Question

A motor boat whose speed is $18km/hr$ in still water takes 1hr more to go 24 km upstream than to return downstream to the same spot. Find the speed of the stream.

Answer 1

Hint:Take speed of stream as ‘s’. Find the speed of the boat upstream and downstream. While going upstream, the flow of stream ‘s’ is opposite to the motion of boat and while going downstream it’s along the direction of boat. Thus use the speed formula. Substitute the value and solve the quadratic equation obtained to get the value of ‘s’.
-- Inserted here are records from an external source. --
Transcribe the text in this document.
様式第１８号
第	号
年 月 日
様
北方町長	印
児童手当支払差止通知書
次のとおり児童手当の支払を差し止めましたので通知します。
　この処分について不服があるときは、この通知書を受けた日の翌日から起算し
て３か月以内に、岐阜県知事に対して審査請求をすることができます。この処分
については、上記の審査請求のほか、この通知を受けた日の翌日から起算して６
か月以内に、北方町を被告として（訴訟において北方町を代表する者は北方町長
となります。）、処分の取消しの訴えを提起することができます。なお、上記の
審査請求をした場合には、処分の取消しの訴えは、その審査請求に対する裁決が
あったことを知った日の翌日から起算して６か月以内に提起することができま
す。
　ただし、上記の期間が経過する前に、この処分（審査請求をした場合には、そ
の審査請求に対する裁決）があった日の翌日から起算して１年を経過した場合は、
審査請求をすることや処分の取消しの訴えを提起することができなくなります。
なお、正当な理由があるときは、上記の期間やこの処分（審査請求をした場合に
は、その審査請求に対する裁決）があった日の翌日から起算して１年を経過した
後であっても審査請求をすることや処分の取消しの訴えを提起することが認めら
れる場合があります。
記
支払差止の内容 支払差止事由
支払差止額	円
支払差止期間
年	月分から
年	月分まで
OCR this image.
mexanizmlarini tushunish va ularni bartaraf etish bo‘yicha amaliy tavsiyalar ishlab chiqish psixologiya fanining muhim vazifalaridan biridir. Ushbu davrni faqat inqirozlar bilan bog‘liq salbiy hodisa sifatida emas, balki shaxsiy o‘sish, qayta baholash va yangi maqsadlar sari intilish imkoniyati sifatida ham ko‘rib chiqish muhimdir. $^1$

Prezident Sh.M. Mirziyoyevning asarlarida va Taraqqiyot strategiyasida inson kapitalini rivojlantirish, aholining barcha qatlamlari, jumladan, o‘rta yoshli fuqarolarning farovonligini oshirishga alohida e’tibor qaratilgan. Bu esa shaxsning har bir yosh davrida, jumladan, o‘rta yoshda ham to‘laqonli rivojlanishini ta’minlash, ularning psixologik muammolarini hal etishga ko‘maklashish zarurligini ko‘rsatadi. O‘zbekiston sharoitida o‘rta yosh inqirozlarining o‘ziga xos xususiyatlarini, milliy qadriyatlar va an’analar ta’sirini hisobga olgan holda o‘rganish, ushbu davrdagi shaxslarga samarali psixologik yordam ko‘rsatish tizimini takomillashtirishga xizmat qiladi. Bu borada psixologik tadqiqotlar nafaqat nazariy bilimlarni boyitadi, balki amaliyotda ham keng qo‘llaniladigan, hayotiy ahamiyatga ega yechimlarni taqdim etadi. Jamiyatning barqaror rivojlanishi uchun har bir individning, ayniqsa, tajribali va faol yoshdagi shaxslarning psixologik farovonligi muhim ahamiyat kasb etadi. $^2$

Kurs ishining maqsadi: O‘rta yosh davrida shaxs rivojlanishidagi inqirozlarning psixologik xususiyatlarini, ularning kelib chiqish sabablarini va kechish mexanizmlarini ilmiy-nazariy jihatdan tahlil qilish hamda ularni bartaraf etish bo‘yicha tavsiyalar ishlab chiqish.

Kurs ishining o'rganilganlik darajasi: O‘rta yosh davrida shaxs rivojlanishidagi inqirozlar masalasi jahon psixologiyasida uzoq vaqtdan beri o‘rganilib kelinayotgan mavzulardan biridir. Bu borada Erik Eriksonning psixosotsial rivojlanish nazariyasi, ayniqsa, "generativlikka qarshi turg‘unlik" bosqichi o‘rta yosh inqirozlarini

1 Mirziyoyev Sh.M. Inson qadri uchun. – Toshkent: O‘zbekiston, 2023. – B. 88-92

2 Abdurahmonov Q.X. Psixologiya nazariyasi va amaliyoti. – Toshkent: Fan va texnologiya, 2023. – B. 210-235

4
Complete step-by-step answer:
It is said that the motor boat takes extra 1hr to go upstream which is 24 km. As the boat is going upstream, it is opposite to the direction of flow of the stream. Thus, the speed of the boat will reduce.
\[\therefore \] Speed of boat upstream = speed of boat in still water – speed of the stream.
I.e. Speed of the boat upstream = 18-s.
Now the boat should come back to the same spot. That is the boat is going downstream, it is in the direction of flow of the stream. Thus, the speed of motor boat increases.
\[\therefore \] Speed of boat downstream = speed of boat in still water + speed of the stream.
I.e. speed of boat downstream = 18+s.
The time taken for upstream is 1hr more than the time taken to cover downstream.
\[\therefore \]Time taken for upstream = time taken to cover downstream +1.
We know the formula for speed.
\[\text{speed}=\dfrac{\text{Distance}}{\text{time}}\text{ }\therefore \text{time = }\dfrac{ \text{Distance }}{\text{speed}}\]
Here the distance converted is the same i.e. 24 km.
\[\therefore \dfrac{\text{Distance upstream}}{ \text{ speed of boat upstream }}=\dfrac{\text{Distance downstream}}{\text{ speed of boat downstream }}+1.\]
Apply the expression we found and simplify it.
\[\begin{align}
  & \therefore \dfrac{24}{18-s\text{ }}=\dfrac{24}{\text{18+s }}+1 \\
 & \dfrac{24}{18-s\text{ }}=\dfrac{24+18+s}{\text{18+s }} \\
\end{align}\]
By Cross multiplication, we get
\[\begin{align}
  & 24\left( 18+s \right)=\left( 42+s \right)\left( 18-s \right) \\
 & 432+24s=756-42s+18s-{{s}^{2}} \\
 & 432+24s=756-24s-{{s}^{2}} \\
 & {{s}^{2}}+24s+24s+432-756=0 \\
 & {{s}^{2}}+485-324=0 \\
\end{align}\]
This is in the form of a quadratic equation. Let us take 2 terms as a and b.
\[\text {sum of zeroes}=\dfrac{-\text{ coefficient of }x}{\text{coefficient of }{{x}^{2}}}=-\left( \dfrac{-48}{1} \right)=+48=a+b\]
 \[\text{ Product of zeroes}=\dfrac{\text{constant term}}{ \text{ coefficient of }{{x}^{2}}}=\dfrac{-324}{1}=ab\]
\[\begin{align}
  & \therefore a+b=+48 \\
& ab=-324 \\
\end{align}\]
Let us take \[a=-6\] and \[b=+54\]
\[\begin{align}
  & \therefore a+b=-6+54=+48 \\
 & ab=\left( -6 \right)\times \left( +54 \right)=-324 \\
\end{align}\]
Thus we can split the middle term as \[\left( -6+54 \right)=48\].
\[\begin{align}
  & {{s}^{2}}-6s+54s-324=0 \\
 & s\left( s-6 \right)+54\left( s-6 \right)=0 \\
 & \left( s+54 \right)\left( s-6 \right)=0 \\
\end{align}\]
Thus take \[s-6=0\] i.e. $s=6km/hr$.
\[\therefore \] The speed of the stream is $6km/hr$.

Note: Neglected the term \[\left( s+54 \right)=0\]. As we get \[s=-54\]. We assumed ‘s’ as the speed of the boat and speed can never be negative. Remember while forming the equation for upstream and downstream that, the flow of the stream is opposite to the motion of the boat in upstream and vice versa.